The statement said already Ghana was faced with an increased rate of shisha smoking among the youth in second-cycle and tertiary institutions, which had a negative impact on their wellbeing, adding that some countries had banned its use completely.
“We find the act by the two-time BET Award winner as unprofessional, unethical and unhealthy. The youth by virtue of their youthful exuberance and experimentations follow the paths of individuals they have idolized, and such must not be led into deadly pits by these same idols,” it said.
It said tobacco use was one of the leading preventable causes of death in the world, with most occurring in low-and-middle-income countries, including Ghana.
It is estimated that annually about eight million lives are lost to tobacco use, while 600,000 people are also killed by exposure to tobacco smoke worldwide.

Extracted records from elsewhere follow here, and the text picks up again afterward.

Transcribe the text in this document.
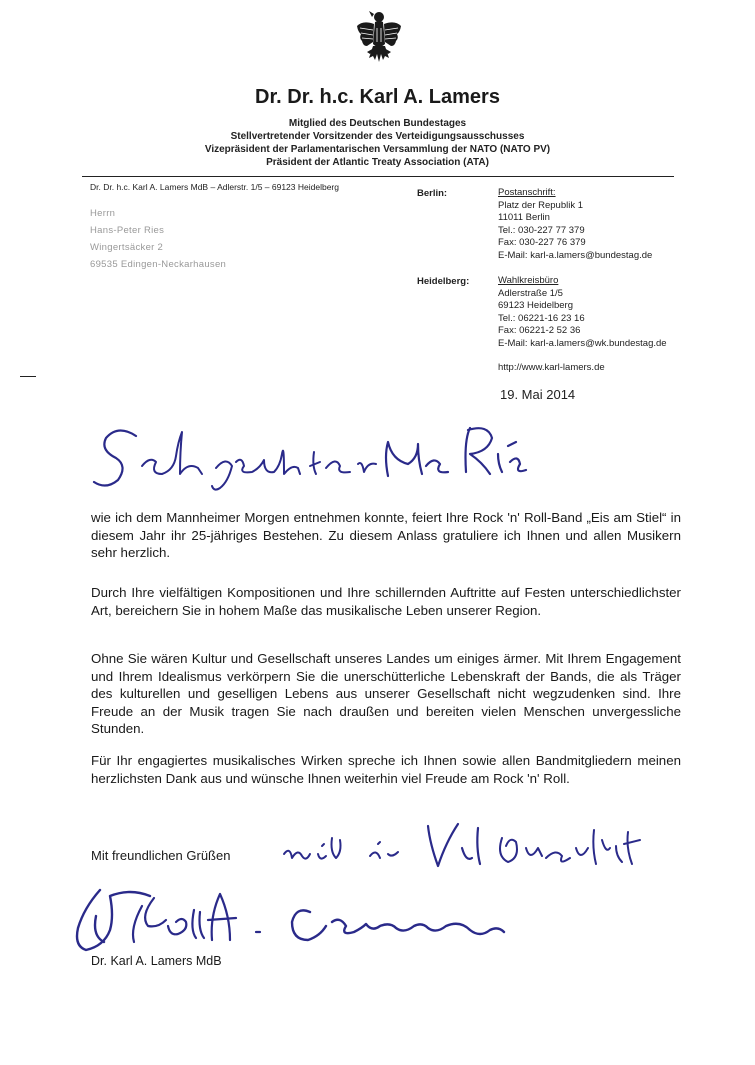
Dr. Dr. h.c. Karl A. Lamers
Mitglied des Deutschen Bundestages
Stellvertretender Vorsitzender des Verteidigungsausschusses
Vizepräsident der Parlamentarischen Versammlung der NATO (NATO PV)
Präsident der Atlantic Treaty Association (ATA)
Dr. Dr. h.c. Karl A. Lamers MdB – Adlerstr. 1/5 – 69123 Heidelberg
Herrn
Hans-Peter Ries
Wingertsäcker 2
69535 Edingen-Neckarhausen
Berlin:	Postanschrift:
Platz der Republik 1
11011 Berlin
Tel.: 030-227 77 379
Fax: 030-227 76 379
E-Mail: karl-a.lamers@bundestag.de
Heidelberg:	Wahlkreisbüro
Adlerstraße 1/5
69123 Heidelberg
Tel.: 06221-16 23 16
Fax: 06221-2 52 36
E-Mail: karl-a.lamers@wk.bundestag.de
http://www.karl-lamers.de
19. Mai 2014
wie ich dem Mannheimer Morgen entnehmen konnte, feiert Ihre Rock 'n' Roll-Band „Eis am Stiel“ in diesem Jahr ihr 25-jähriges Bestehen. Zu diesem Anlass gratuliere ich Ihnen und allen Musikern sehr herzlich.
Durch Ihre vielfältigen Kompositionen und Ihre schillernden Auftritte auf Festen unterschiedlichster Art, bereichern Sie in hohem Maße das musikalische Leben unserer Region.
Ohne Sie wären Kultur und Gesellschaft unseres Landes um einiges ärmer. Mit Ihrem Engagement und Ihrem Idealismus verkörpern Sie die unerschütterliche Lebenskraft der Bands, die als Träger des kulturellen und geselligen Lebens aus unserer Gesellschaft nicht wegzudenken sind. Ihre Freude an der Musik tragen Sie nach draußen und bereiten vielen Menschen unvergessliche Stunden.
Für Ihr engagiertes musikalisches Wirken spreche ich Ihnen sowie allen Bandmitgliedern meinen herzlichsten Dank aus und wünsche Ihnen weiterhin viel Freude am Rock 'n' Roll.
Mit freundlichen Grüßen
Dr. Karl A. Lamers MdB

“Smoking also increases the risk for tuberculosis, certain eye diseases, and problems of the immune system, including rheumatoid arthritis and many more. Cost of treatment for these effects are very high, which sends majority of people to their early graves and leads families into abject poverty,” the statement said.
“It is important to note that smokers have a high risk of contracting COVID-19 due to weak immune system as a result of smoking.”
“Just a few weeks ago, during this year’s World No Tobacco Day commemoration, the World Health Organisation began a campaign; ‘Commit to Quit’ and so we find this act as a threat to all these efforts by well-meaning people.”